For Bloomsday 2021, I decided to celebrate Dublin, the place that inspired so much of Joyce’s writing and in his mind, the city that Joyce never really left. The Fruit Smelling Shop captures so much of the extraordinary energy of Joyce’s Dublin. I am so happy to have been a small part of this beautiful new recording.”

This special recording was captured at The Clinic Recording Studios Dublin by David Anthony Curley, and produced by Leon O’ Neill. It features performances by Scullion – band members Sonny Condell, Robbie Overson and Philip King, with strings arranged by Gemma Doherty (Saint Sister) and performed by Crash Ensemble – Cora Venus Lunny on violin, Maria Ryan on violin, Lisa Dowdall on viola, and Kate Ellis on cello.

Sonny Condell reflects on how ‘The Fruit Smelling Shop’ first arrived, back in the late 70’s:

“I think songs come out of the blue, either very quickly or after long and painful period of trial and error, its seems to depend very much on one’s mood. But it is very exciting when things go well and you find you have given birth to something new.

Sometimes when I’m trying to write a song, I get quite tired of my own lyrical ideas and this was the case when I opened at random a page in James Joyce’s “Ulysses”.

Unusually for me I was playing around with a few piano cords at the time, (normally I use the guitar ) I propped open my copy on the piano and started to try fit the words to a developing melody.

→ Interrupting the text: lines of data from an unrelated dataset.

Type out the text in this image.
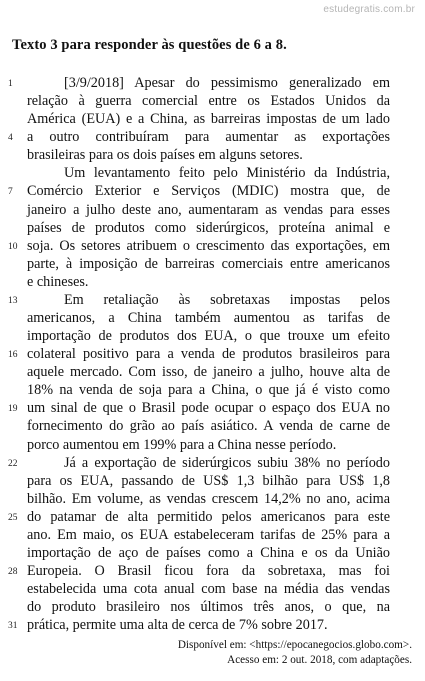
estudegratis.com.br
Texto 3 para responder às questões de 6 a 8.
1	[3/9/2018] Apesar do pessimismo generalizado em
relação à guerra comercial entre os Estados Unidos da
América (EUA) e a China, as barreiras impostas de um lado
4	a outro contribuíram para aumentar as exportações
brasileiras para os dois países em alguns setores.
Um levantamento feito pelo Ministério da Indústria,
7	Comércio Exterior e Serviços (MDIC) mostra que, de
janeiro a julho deste ano, aumentaram as vendas para esses
países de produtos como siderúrgicos, proteína animal e
10 soja. Os setores atribuem o crescimento das exportações, em
parte, à imposição de barreiras comerciais entre americanos
e chineses.
13	Em retaliação às sobretaxas impostas pelos
americanos, a China também aumentou as tarifas de
importação de produtos dos EUA, o que trouxe um efeito
16 colateral positivo para a venda de produtos brasileiros para
aquele mercado. Com isso, de janeiro a julho, houve alta de
18% na venda de soja para a China, o que já é visto como
19 um sinal de que o Brasil pode ocupar o espaço dos EUA no
fornecimento do grão ao país asiático. A venda de carne de
porco aumentou em 199% para a China nesse período.
22	Já a exportação de siderúrgicos subiu 38% no período
para os EUA, passando de US$ 1,3 bilhão para US$ 1,8
bilhão. Em volume, as vendas crescem 14,2% no ano, acima
25 do patamar de alta permitido pelos americanos para este
ano. Em maio, os EUA estabeleceram tarifas de 25% para a
importação de aço de países como a China e os da União
28 Europeia. O Brasil ficou fora da sobretaxa, mas foi
estabelecida uma cota anual com base na média das vendas
do produto brasileiro nos últimos três anos, o que, na
31 prática, permite uma alta de cerca de 7% sobre 2017.
Disponível em: <https://epocanegocios.globo.com>.
Acesso em: 2 out. 2018, com adaptações.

‘The Fruit Smelling Shop’ came into being very quickly, it just happened, the cord sequence worked, and the words pushed and pulled me; into a chorus where “Blazes Boylan at the counter….” Seemed to call for a strong C major, then the serving girl’s submissive “yes sir I will sir” felt like an E minor, A minor sequence.

The hard part was done, the atmosphere was all in the wonderful writing of Mr Joyce, then I began to wonder, what right do I have to do this? I still don’t have the answer to that.

But having been asked by the James Joyce Centre to do a new version of the song, has in some way legitimised the creation of the song. I’m very grateful to the James Joyce Centre for their interest and their support.”

Scullion had asked for, and received permission to use the segment when they first recorded the tune in the late seventies. They have now recorded it for the second time, as part of the Bloomsday festivities, and for their new Scullion album set for release this autumn.

A specially commissioned film for ‘The Fruit Smelling Shop’ created by Myles O’Reilly (Arbutus Yarns) is available online via the Other Voices YouTube Channel.

The Bloomsday Festival celebrates Irish writer James Joyce and his famous novel Ulysses set in Dublin city on 16th June 1904.  This unique literary festival will once again be online for 2021 but it will aim to inspire and entertain the many thousands of global fans and hopefully gather new audiences for Ireland’s greatest writer.

Now more than ever we need to look to the creative strengths that surround us, our writers, artists, performers, and musicians to guide us out of this pandemic. In Ulysses, James Joyce reminds us of the joy of the ordinary and every day, but also that the local is universal, ‘if I can get to the heart of Dublin, I can get to the heart of all the cities of the world’.

The Bloomsday Festival 2021 has been truly inspired by the response of Irish and international artists, writers, performers, musicians, academics, reading groups, and all who love the works of James Joyce. It seems that Ulysses has indeed some special resonance for these times. As we look towards 2022 and Ulysses 100, the centenary celebrations of this great novel, we hope we can once again welcome everyone back to this great city, and like James Joyce, we will all have Dublin ‘written on our hearts’.